If I use the default windows explorer and open the Taminowebdav folder with these documents I experience the following:
- time to open and display the folder is between 10 and 30 seconds. First time is always much slower.
- The tomcat service is creating 100% CPU during this time.
If I use the same URL (as used in directory browsing) and paste it in Internet Explorer. Then execute this query I experience the following:
- time to open and display is around 1 second
- Tomcat is still on 100% CPU, but only for a very short time.
QUESTIONS:
- Can anyone explain this behaviour?
- Or even better, is there a solution to make the first option as performant as the second.
Regards,
Marcel
Hi,
if you use IE to step to your folder, one http GET is done on the folder object, which returns a document with 400 filenames.

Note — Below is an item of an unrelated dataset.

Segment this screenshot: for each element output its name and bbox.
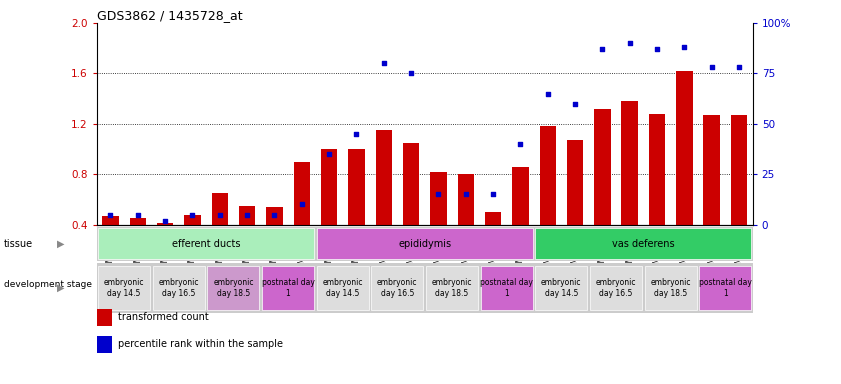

If you open that folder as Webfolder, PROPPFIND is done to the folder, which results in reading the metadata of each file in that folder.
The first call is slower, as caches are being filled.
Regards,
Martin
This means that finding and opening a file using webdav in a program using the windows explorer interface (like in XMLSpy, XMetal etc.) is intrinsically slow. It will become unworkable if you would have, ltes say, 10000 files in your webdav/collection/doctype folder.
b.t.w. Martin, thanks for your response
We did some additional testing.
We set up a normal webdav folder in Tomcat (not the Tamino coupled tomcat, but separate from the database).
If you open that folder, with 200 file in it, as a network place in window explorer or XMLSpy it shows the files in almost an instant.
If you open a Tamonowebdav folder to a store with 200 files in it, it takes at least 7 seconds to show you the files.
This means probably that it is not the webDAV PROPFIND that is the bottleneck but that there is a large overhead from the Tamino side.
Do others have similar problems? Is there a workaround?